Quand on leur demande d’expliquer leur situation, ils baissent la tête en cherchant « les mots les plus justes ». « On n’habite pas dans l’église, c’est que pour la nuit. C’est compliqué, on ne peut pas manger, pas se laver, pas étudier, nos affaires sont au campement… On ne peut pas dire qu’on soit soulagés. Et d’un autre côté, on n’a pas le choix. Là, c’était vraiment une question de survie », s’exclament Junior et Pedro.
Avant de continuer : « Vous savez, depuis des mois, notre quotidien, c’est la rue. Quand nous sommes à l’école, nous ne pensons qu’à l’endroit où nous allons nous retrouver le soir. C’est très difficile de vivre dans ces conditions, surtout l’hiver… »
Éloignés de leur famille, que ce soit en Europe ou en Afrique, ces deux jeunes se demandent « s’ils arriveront à surmonter cette épreuve » lorsqu’on leur demande leurs espoirs pour l’avenir. « C’est terrible, mais je ne sais pas si un jour je vais être heureux après tout ça. Je n’arrive même plus à rêver, je veux juste un logement », murmure Pedro en glissant ses mains dans ses poches. Cela fait près d’un an qu’il attend une décision concernant sa demande de reconnaissance de statut. Chaque jeune a son propre parcours, mais tous ont fuie leur pays en quête d’une vie meilleure.
Une église fermée pour se protéger des personnes mal intentionnées
D’après le collectif, les jeunes pourront rester « jusqu’à ce qu’une solution pérenne d’hébergement soit trouvée ». En attendant, les paroissiens et les voisins témoignent d’une « belle solidarité », selon leurs dires. Toutefois, cette hospitalité n’est pas partagée par tous.

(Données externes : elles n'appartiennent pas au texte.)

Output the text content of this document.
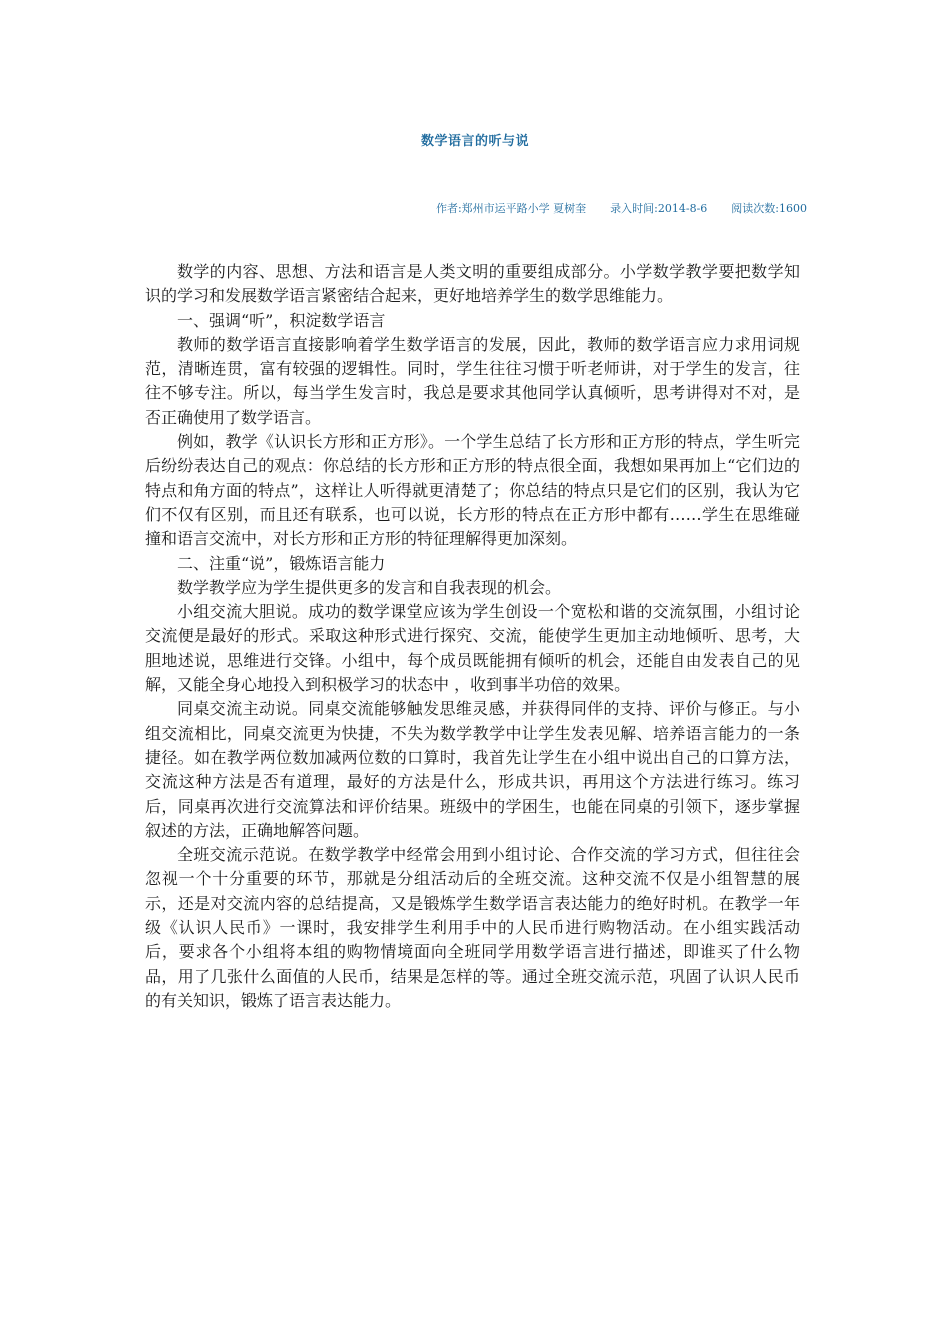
数学语言的听与说
作者:郑州市运平路小学 夏树奎 录入时间:2014-8-6 阅读次数:1600

数学的内容、思想、方法和语言是人类文明的重要组成部分。小学数学教学要把数学知识的学习和发展数学语言紧密结合起来，更好地培养学生的数学思维能力。

一、强调“听”，积淀数学语言

教师的数学语言直接影响着学生数学语言的发展，因此，教师的数学语言应力求用词规范，清晰连贯，富有较强的逻辑性。同时，学生往往习惯于听老师讲，对于学生的发言，往往不够专注。所以，每当学生发言时，我总是要求其他同学认真倾听，思考讲得对不对，是否正确使用了数学语言。

例如，教学《认识长方形和正方形》。一个学生总结了长方形和正方形的特点，学生听完后纷纷表达自己的观点：你总结的长方形和正方形的特点很全面，我想如果再加上“它们边的特点和角方面的特点”，这样让人听得就更清楚了；你总结的特点只是它们的区别，我认为它们不仅有区别，而且还有联系，也可以说，长方形的特点在正方形中都有……学生在思维碰撞和语言交流中，对长方形和正方形的特征理解得更加深刻。

二、注重“说”，锻炼语言能力

数学教学应为学生提供更多的发言和自我表现的机会。

小组交流大胆说。成功的数学课堂应该为学生创设一个宽松和谐的交流氛围，小组讨论交流便是最好的形式。采取这种形式进行探究、交流，能使学生更加主动地倾听、思考，大胆地述说，思维进行交锋。小组中，每个成员既能拥有倾听的机会，还能自由发表自己的见解，又能全身心地投入到积极学习的状态中 ，收到事半功倍的效果。

同桌交流主动说。同桌交流能够触发思维灵感，并获得同伴的支持、评价与修正。与小组交流相比，同桌交流更为快捷，不失为数学教学中让学生发表见解、培养语言能力的一条捷径。如在教学两位数加减两位数的口算时，我首先让学生在小组中说出自己的口算方法，交流这种方法是否有道理，最好的方法是什么，形成共识，再用这个方法进行练习。练习后，同桌再次进行交流算法和评价结果。班级中的学困生，也能在同桌的引领下，逐步掌握叙述的方法，正确地解答问题。

全班交流示范说。在数学教学中经常会用到小组讨论、合作交流的学习方式，但往往会忽视一个十分重要的环节，那就是分组活动后的全班交流。这种交流不仅是小组智慧的展示，还是对交流内容的总结提高，又是锻炼学生数学语言表达能力的绝好时机。在教学一年级《认识人民币》一课时，我安排学生利用手中的人民币进行购物活动。在小组实践活动后，要求各个小组将本组的购物情境面向全班同学用数学语言进行描述，即谁买了什么物品，用了几张什么面值的人民币，结果是怎样的等。通过全班交流示范，巩固了认识人民币的有关知识，锻炼了语言表达能力。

Ce mardi soir, un homme d’origine caucasienne s’est introduit dans l’église alors que des journalistes discutaient avec des jeunes, prétendant vouloir prier. Autorisé à entrer, il a filmé des personnes migrantes sans leur accord. L’un d’eux a alors pris son téléphone, lui demandant de supprimer les vidéos. Le ton est monté, et des bénévoles ont dû intervenir.
L’individu a finalement consenti à effacer les images. Avant de partir en faisant le signe de croix, il s’est adressé à Axelle Saint-Paul, responsable des solidarités du diocèse présente sur place : « Vous trouvez ça normal ? Ils [les jeunes] n’ont rien à faire là, ils n’ont qu’à rentrer chez eux s’ils ne supportent pas le froid. »
Depuis dimanche, l’église est fermée au public même pendant la journée. « C’est pour cette raison que l’église est fermée même entre 9 heures et 18 heures. On veut éviter que des personnes mal intentionnées et agressives ne viennent », a déclaré un membre de la paroisse. Pour Axelle Saint-Paul, « c’est l’ADN de l’Eglise d’accueillir les plus vulnérables et d’ouvrir ses portes aux plus pauvres de façon inconditionnelle ». L’archevêque souligne cependant que « cet accueil n’entend pas se substituer aux décisions des responsables politiques de notre pays ».
Pas de commentaire du côté des autorités
Pour l’heure, aucune mesure n’a été adoptée par les autorités. La préfecture n’a « aucun commentaire à faire à ce stade », tout en rappelant qu’elle finance « 27 000 places d’hébergement d’urgence par an, pour 110 millions d’euros, soit + 150 % en dix ans ». Concernant le campement des Chartreux, elle précise que « plusieurs équipes mobiles interviennent sur site » et qu’« un accueil de jour est financé par l’Etat pour recevoir ces jeunes, établir un diagnostic social et éventuellement les orienter vers la Station », le dispositif d’hébergement pour jeunes en recours, financé par l’État et la métropole.
La métropole affirme que cela ne relève pas de sa compétence, étant donné que les jeunes ne sont pas reconnus comme mineurs. Néanmoins, elle assure qu’elle agit déjà « bien au-delà » de ce qu’elle devrait depuis 2020, en déployant « une politique d’hospitalité ambitieuse fondée sur le principe du logement d’abord », complétée par « des dispositifs d’urgence pour les plus vulnérables ».
En décembre 2023, une quarantaine de migrants avaient déjà trouvé refuge dans une église pendant un mois avant que la ville de Lyon ne mette à disposition 140 places dans un gymnase.